Lots of people choose to combine their retirement options to get the best of both worlds. For example, part of your pension could be used to secure an annuity which covers your essential bills and living costs. Then you could move the rest of your pension into drawdown to provide a flexible (and hopefully growing) income as and when you need it.
Annuity rates rose and so did their popularity
Annuities provide you with a secure taxable income for life. It doesn’t matter how long you live, or what happens in the stock market.
Although they offer ultimate security for retirees, annuity rates have been at historical lows for years, making them a less attractive choice when compared to other retirement options.
But thanks to rising interest rates, annuity rates went skyward. In the aftermath of the mini-Budget in 2022, a 65-year-old with a £100,000 pension could get up to £7,586 each year from a single life level annuity with a five-year guarantee.
This is a whopping 52% higher than the £4,979 each year someone in the same position could get back in June 2021. This rate rise has led to them being popular again.
Remember, annuity quotes are guaranteed for a limited time only and rates change regularly.
A look back at annuity rates
The graph below provides a detailed look back at how annuity rates have evolved over the years, highlighting key changes and trends.
Scroll across to see the full chart.
Source: HL annuity index. This index tracks the top rate for a single life, level annuity, paid monthly in advance and guaranteed for 5 years, £100,000 purchase price. Postcode PE29 7HG. Rates up to 21/12/2012 are male and thereafter are unisex.

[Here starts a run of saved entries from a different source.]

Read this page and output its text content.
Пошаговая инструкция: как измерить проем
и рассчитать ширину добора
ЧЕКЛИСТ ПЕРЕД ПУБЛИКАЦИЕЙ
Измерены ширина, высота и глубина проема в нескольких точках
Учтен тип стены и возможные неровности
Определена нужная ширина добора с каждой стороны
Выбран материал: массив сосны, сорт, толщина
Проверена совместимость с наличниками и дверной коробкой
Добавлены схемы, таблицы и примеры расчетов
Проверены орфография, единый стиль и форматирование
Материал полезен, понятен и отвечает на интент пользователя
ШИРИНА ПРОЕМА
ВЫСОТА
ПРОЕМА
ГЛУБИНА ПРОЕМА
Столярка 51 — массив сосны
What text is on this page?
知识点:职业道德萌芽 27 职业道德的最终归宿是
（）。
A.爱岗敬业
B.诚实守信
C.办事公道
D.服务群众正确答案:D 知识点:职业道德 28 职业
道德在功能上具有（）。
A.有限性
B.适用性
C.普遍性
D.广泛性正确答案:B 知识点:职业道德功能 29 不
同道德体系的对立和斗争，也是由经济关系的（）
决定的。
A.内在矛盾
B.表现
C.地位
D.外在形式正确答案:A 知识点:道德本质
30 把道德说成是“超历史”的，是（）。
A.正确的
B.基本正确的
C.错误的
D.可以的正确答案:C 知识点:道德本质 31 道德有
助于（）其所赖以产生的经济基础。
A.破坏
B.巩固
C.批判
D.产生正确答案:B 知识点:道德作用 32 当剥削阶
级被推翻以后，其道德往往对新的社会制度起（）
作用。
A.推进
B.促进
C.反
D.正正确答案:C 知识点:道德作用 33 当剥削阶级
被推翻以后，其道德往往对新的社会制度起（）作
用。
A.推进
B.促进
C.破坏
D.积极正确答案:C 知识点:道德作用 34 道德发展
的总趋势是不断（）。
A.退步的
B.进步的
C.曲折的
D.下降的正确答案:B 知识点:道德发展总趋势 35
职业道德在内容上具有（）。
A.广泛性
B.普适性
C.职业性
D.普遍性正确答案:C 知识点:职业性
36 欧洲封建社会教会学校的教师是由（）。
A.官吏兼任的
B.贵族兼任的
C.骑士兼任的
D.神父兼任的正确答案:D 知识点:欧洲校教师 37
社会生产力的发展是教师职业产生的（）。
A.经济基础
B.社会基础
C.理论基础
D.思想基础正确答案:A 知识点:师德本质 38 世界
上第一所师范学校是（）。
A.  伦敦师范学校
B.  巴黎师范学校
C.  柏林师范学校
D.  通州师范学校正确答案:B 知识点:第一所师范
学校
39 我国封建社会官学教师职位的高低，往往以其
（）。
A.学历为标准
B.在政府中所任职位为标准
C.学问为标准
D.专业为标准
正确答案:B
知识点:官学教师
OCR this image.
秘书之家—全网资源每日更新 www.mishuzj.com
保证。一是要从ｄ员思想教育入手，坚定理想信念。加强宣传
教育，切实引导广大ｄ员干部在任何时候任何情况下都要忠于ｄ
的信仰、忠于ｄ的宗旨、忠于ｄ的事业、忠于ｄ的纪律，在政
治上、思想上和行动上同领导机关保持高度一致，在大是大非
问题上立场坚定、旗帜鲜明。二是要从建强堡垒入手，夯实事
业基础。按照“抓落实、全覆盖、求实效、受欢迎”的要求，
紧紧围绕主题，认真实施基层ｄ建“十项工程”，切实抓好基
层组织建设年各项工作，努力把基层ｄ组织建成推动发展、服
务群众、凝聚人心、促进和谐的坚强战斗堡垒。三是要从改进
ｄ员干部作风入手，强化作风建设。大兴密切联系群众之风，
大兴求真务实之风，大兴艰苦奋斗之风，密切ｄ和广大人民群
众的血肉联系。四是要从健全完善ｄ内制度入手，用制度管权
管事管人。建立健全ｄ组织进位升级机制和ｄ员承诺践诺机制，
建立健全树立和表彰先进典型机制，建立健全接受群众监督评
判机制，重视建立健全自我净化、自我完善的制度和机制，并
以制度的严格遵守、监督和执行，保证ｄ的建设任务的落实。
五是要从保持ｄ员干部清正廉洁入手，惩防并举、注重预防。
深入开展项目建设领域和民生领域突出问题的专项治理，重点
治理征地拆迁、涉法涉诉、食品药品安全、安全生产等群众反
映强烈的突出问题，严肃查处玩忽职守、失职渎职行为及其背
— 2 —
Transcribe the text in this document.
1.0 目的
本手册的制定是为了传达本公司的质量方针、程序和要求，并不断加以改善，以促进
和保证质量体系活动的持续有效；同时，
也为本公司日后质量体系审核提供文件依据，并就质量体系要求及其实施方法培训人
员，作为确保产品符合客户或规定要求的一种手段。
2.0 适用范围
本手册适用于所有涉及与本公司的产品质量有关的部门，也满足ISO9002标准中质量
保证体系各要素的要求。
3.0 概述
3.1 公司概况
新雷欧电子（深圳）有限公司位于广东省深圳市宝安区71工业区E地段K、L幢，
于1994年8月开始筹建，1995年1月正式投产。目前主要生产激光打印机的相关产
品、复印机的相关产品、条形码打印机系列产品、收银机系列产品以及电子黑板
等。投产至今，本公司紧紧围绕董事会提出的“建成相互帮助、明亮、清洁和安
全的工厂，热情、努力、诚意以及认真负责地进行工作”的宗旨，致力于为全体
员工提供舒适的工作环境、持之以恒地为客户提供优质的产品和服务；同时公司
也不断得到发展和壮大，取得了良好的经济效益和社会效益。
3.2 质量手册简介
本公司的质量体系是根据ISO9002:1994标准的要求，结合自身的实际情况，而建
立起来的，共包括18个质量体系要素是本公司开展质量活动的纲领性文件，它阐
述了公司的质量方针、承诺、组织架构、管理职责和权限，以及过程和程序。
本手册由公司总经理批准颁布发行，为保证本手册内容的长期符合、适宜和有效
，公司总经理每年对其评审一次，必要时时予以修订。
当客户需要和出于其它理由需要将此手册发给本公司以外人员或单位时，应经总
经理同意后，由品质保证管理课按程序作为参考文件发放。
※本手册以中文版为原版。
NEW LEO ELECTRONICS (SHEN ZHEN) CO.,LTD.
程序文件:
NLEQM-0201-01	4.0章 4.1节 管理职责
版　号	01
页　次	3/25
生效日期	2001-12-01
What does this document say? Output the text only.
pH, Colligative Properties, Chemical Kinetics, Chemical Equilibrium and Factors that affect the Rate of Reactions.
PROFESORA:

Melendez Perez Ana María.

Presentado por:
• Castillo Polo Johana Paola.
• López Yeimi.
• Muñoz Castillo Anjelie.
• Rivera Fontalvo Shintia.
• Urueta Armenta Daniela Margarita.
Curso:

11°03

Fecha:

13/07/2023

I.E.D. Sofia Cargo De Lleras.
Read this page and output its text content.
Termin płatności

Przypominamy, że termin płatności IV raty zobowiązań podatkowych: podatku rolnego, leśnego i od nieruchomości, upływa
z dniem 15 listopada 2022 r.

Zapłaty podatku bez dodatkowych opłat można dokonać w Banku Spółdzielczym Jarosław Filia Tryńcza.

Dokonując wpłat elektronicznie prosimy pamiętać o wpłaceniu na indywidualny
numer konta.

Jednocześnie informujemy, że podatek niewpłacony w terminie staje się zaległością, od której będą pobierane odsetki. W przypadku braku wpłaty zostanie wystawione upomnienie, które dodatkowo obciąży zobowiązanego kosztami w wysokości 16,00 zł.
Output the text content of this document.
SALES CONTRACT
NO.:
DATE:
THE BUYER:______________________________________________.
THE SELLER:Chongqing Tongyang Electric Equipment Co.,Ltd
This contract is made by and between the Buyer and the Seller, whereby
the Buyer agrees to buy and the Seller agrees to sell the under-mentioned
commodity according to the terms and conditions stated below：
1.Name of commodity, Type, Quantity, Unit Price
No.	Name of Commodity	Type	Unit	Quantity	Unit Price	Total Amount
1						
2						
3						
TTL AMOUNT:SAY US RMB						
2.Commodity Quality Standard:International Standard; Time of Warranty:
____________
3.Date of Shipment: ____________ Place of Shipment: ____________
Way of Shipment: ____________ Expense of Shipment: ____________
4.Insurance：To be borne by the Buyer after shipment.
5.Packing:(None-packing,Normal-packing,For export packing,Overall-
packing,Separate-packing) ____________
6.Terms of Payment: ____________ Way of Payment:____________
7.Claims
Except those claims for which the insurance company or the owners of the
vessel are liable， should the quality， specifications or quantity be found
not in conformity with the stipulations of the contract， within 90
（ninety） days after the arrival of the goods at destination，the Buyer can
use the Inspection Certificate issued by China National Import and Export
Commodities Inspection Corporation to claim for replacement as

Choosing the right retirement option
If you’re thinking about taking money from your pension, it’s important you get the full picture first. Make sure you’re shopping around for the option that’s right for you.
Read our guide to find out more about the benefits and risks of each option.
What you do with your pension is an important decision. You should understand all of your options and know that the option you choose is right for your circumstances. If you’re not sure, you should ask guidance from Pension Wise or advice from a financial adviser.